El sol naciente dio sus primeros destellos abrasadores y a la vez, un gallo cacaraqueó para advertir el amanecer de un nuevo día. La noche había sido penosa, con un sueño cuestionable pues los ronquidos de Juan habían retumbado y ni siquiera la almohada logró amortiguarlos. Los ímpetus del doctor estaban por los suelos y pensó en nuevamente pedir que nadie le acompañase en las investigaciones aunque supiera que lo mandarían por un tubo. ¿No hacerle caso a alguien de su reputación? Qué insulto, su pobre ego nunca había sido tan golpeado. Se aseó y obligó a Juan para que lo hiciera, eran hombres nuevos, Ramón con su mejor traje azul marino con una corbata rojiza y exagerada, y Juan, era Juan, no había que pedirle peras al olmo, sin embargo, se había llevado una guayabera que le quedaba ajustada y un chalequito negro. El pobre preguntó que si a dónde apuntaba la chancla para ir a comer, a lo que Ramón contestó con una negativa, alegando que no había tiempo para eso. Poco le duró esa respuesta pues el hambre comenzó a aquejarlo, no había cenado la noche anterior y comido a medias durante el día.

Arrancaron para el centro y aparcaron cerca de una plazoleta donde había plantados arbolitos a manera de decoración. Hacía un frío casi invernal que era muy común en aquellas latitudes y la temporada del año se acercaba a la más helada. Las señoras vestían con sus chales, los niños y hombres con su mejor ropa dominguera ya que la iglesia más cercana estaba llamando a misa con las primeras campanadas. Juan pensó en ir a darle gracias a Dios por un día más, cosa que Ramón negó volviendo a poner la excusa del tiempo, así como hacerle la pregunta que si qué quería más, si rezar o desayunar, la respuesta era obvia.
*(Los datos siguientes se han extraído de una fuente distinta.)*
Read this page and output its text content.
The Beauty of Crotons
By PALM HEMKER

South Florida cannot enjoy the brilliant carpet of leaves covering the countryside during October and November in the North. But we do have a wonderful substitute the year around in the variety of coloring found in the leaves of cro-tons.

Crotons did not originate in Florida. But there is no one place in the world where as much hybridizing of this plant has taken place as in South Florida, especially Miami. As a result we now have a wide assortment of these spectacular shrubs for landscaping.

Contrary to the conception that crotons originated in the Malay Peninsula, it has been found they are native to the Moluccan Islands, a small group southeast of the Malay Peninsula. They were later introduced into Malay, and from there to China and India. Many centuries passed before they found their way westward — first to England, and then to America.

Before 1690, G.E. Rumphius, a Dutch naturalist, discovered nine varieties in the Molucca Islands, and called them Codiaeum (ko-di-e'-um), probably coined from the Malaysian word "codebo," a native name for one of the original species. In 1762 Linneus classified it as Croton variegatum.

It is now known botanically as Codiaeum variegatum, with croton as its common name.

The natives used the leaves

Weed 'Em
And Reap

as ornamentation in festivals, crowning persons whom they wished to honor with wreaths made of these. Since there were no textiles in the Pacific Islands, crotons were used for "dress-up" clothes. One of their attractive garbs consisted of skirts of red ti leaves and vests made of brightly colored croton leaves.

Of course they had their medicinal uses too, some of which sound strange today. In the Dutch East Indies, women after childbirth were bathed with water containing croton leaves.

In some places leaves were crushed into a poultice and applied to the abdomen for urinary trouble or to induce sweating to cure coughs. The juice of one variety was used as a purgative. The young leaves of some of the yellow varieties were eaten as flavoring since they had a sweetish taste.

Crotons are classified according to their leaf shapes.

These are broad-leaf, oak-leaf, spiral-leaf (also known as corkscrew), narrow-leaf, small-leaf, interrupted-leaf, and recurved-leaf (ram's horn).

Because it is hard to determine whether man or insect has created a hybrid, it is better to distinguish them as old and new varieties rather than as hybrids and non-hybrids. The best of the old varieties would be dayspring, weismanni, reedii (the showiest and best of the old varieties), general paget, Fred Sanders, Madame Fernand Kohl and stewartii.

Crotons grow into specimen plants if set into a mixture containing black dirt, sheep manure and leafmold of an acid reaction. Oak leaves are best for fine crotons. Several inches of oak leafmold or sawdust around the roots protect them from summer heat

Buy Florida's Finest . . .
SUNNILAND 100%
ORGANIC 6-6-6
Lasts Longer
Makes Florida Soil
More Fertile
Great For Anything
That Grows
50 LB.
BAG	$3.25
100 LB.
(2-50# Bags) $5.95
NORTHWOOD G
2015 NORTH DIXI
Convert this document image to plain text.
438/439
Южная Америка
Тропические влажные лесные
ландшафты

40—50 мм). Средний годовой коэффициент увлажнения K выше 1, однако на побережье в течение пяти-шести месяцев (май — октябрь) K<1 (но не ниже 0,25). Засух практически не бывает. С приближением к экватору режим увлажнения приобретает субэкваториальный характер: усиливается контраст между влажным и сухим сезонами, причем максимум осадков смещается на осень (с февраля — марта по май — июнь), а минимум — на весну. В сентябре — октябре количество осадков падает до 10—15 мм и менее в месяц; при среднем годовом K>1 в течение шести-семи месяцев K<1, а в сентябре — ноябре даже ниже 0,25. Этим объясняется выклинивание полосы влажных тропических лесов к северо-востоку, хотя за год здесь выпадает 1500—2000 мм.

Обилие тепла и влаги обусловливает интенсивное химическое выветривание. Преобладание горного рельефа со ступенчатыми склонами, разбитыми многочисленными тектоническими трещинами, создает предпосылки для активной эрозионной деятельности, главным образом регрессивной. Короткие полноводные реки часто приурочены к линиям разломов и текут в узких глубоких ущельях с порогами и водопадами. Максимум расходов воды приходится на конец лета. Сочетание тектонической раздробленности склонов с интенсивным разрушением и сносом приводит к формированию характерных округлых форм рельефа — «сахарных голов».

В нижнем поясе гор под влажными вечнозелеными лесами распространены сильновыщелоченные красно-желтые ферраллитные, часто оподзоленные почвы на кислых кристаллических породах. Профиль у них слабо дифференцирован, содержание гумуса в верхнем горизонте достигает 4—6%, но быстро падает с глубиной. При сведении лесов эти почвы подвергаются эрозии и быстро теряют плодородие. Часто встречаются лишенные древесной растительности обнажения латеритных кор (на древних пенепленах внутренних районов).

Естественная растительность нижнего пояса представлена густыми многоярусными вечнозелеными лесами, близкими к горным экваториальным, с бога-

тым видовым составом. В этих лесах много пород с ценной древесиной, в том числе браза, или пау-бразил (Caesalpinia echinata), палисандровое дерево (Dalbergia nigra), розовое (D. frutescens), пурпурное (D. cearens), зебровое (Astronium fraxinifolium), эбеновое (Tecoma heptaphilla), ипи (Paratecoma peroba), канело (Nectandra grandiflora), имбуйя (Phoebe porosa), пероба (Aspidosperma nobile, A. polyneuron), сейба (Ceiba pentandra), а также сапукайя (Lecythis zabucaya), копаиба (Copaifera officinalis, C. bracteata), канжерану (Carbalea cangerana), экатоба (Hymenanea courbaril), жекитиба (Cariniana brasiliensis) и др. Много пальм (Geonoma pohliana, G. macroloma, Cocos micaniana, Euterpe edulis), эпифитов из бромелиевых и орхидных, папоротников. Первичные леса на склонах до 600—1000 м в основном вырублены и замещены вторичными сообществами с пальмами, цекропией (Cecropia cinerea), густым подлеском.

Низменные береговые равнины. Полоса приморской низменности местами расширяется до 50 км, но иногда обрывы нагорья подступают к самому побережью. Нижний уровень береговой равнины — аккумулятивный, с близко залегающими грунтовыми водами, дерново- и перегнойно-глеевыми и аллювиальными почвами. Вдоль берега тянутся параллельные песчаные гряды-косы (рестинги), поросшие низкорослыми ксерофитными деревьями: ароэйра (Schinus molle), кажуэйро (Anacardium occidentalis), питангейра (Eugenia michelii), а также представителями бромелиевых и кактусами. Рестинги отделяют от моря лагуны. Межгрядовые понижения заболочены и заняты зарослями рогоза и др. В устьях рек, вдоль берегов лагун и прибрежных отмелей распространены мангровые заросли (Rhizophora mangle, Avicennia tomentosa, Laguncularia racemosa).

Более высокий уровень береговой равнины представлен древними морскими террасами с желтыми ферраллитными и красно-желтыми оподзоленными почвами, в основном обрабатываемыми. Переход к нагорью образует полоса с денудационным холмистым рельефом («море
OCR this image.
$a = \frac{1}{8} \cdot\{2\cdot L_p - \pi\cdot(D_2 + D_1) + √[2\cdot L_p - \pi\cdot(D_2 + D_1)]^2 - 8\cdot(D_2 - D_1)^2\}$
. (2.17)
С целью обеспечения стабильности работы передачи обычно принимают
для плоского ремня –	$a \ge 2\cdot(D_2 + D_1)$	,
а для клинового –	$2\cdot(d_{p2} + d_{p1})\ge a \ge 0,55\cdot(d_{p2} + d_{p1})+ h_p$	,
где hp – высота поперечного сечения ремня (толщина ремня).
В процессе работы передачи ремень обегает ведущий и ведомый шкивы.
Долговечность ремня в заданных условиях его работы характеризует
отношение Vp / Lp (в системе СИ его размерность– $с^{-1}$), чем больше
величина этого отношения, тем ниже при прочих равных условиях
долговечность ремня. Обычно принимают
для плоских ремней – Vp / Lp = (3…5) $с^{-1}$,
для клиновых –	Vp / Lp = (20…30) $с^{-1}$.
Se acercaron al Mercado Hidalgo que se les había resistido y en esa ocasión no le dieron tregua y entraron. Por dentro, los puestos ya estaban levantados y el olor a comida se impregnaba en el aire, los pregoneros y merolicos plagaban la estancia y los primeros se perecían para que los transeúntes se detuvieran en sus puestos y los segundos, casi andaban vendiendo las lágrimas de la Virgen embotelladas pues según sus discursos, lo que vendían era milagroso. Unas charamuscas y las enchiladas, seguidas de un buen vaso de agua de limón, constituyó su dieta mañanera y quedaron más que satisfechos. Salieron dando tumbos con la barriga llena y bajaron las escaleras que daban a la calle, caminaron casi corriendo por la vereda de los árboles y llegaron al coche. Ramón no se aguantaba ni a sí mismo pues era una persona que la puntualidad tenía un significado casi místico y solo quedaban diez minutos para las ocho de la mañana. Juan le dijo que no se preocupara y arrancó como alma que perseguía el diablo, rogando a la Providencia que no hubiera tráfico para que su pasajero no comenzara con sus rabietas. Para su mala fortuna, así fue, una hilera de coches tocando el claxon cerca de la intersección para llegar a la calle Tepetapa, habían comenzado las obras municipales y un pedazo de la vía estaba desquebrajada, los trabajadores mandaban a los conductores de uno en uno haciendo una fila india. Juan sabía que ese era momento perfecto para prender la radio aunque su amigo se enojara. Y qué mejor canción para conmemorar el lugar donde estaban, la tierra donde la vida no valía nada, Caminos de Guanajuato de José Alfredo Jiménez, que claro, se sabía y no perdió la oportunidad para molestar a Ramón, pegó un grito como el de los mariachis al escuchar las trompetas, cuando comenzó la letra, su voz se emparejó con la del cantante:

"No vale nada la vida

La vida no vale nada

Comienza siempre llorando

Y así llorando se acaba..."

Ramón solo rió porque ya sabía que algo así pasaría y solo abrió la ventana para que la gran voz de Juan se distribuyera y la pudieran escuchar hasta los trabajadores de afuera. Así siguió el camino por unos quince minutos y llegaron tarde por segundo día consecutivo. Se estacionaron donde mismo y el chofer volvió a comprar las mismas frituras. Juan insistió en quedarse de guardia o ir a dar una vuelta para conocer la ciudad (aunque su sentido de la orientación en ciudades nuevas fuera pésimo), pero Ramón se lo impidió y le aconsejó que lo acompañara (cosa que se la pensó pues era miedoso y las momias le causarían pesadillas).